Dem Frieden eine Chance geben - aber wie? Seit 2010 hat sich die Anzahl der Gewaltkonflikte verdreifacht. Heute prägen innerstaatliche Kriege das Gewaltgeschehen. Die Konfliktursachen liegen häufig in komplexen inneren Spaltungen, es müssen nicht 'nur' die Interessen zweier Staaten ausgeglichen werden. Für Friedensprozesse gibt es daher keine Blaupause, sie müssen an die jeweiligen Gegebenheiten angepasst werden.

Frieden ist mehr als die Abwesenheit von Krieg. Für alle Initiativen des Peacebuildings ist es unabdingbar, die wirtschaftlichen und sozialen Konfliktursachen im Blick zu behalten. In Staaten, in denen es keine Gerechtigkeit und keinen Fortschritt bei sozialen Fragen gibt, ist an wirklichen Frieden nicht zu denken.

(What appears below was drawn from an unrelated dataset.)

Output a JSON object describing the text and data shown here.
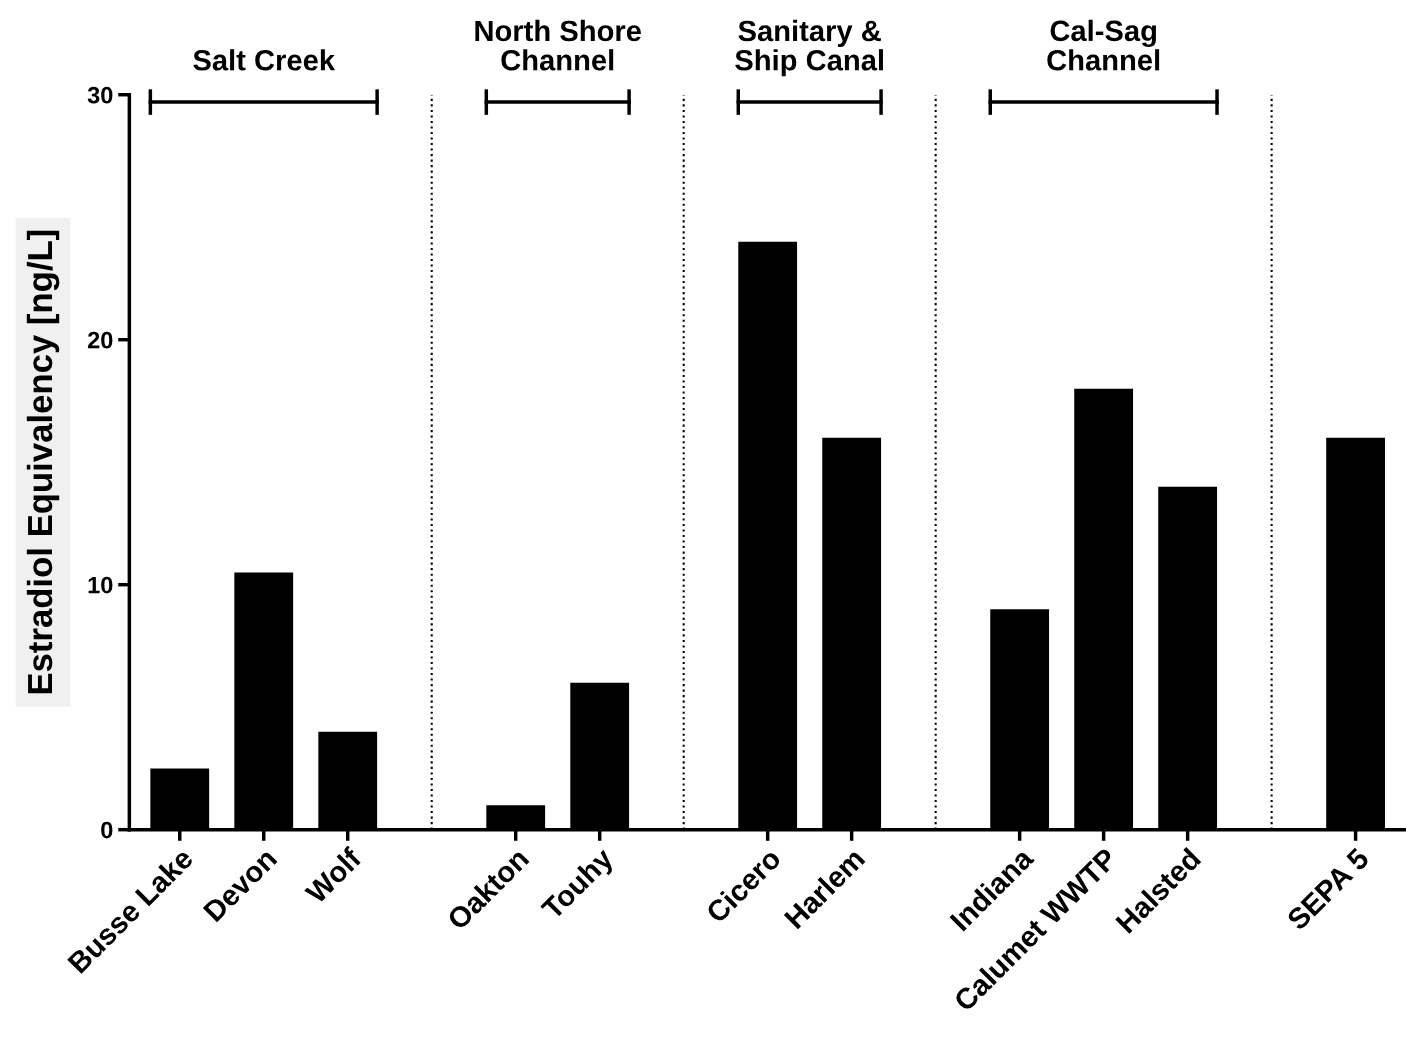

Trotz all dieser Schwierigkeiten sind Friedensprozesse jedoch erstaunlich oft erfolgreich. Das liefert zwar keinen Stoff für Schlagzeilen, aber genügend Grund für die iz3w, genauer hinzusehen.

Im Themenschwerpunkt unserer aktuellen Ausgabe beschäftigen wir uns mit Friedensprozessen am Beispiel von Ländern in Afrika, Asien, Europa und Lateinamerika. Wir fragen unter anderem, wie und durch wen sie angestoßen werden und was ihnen oft im Wege steht.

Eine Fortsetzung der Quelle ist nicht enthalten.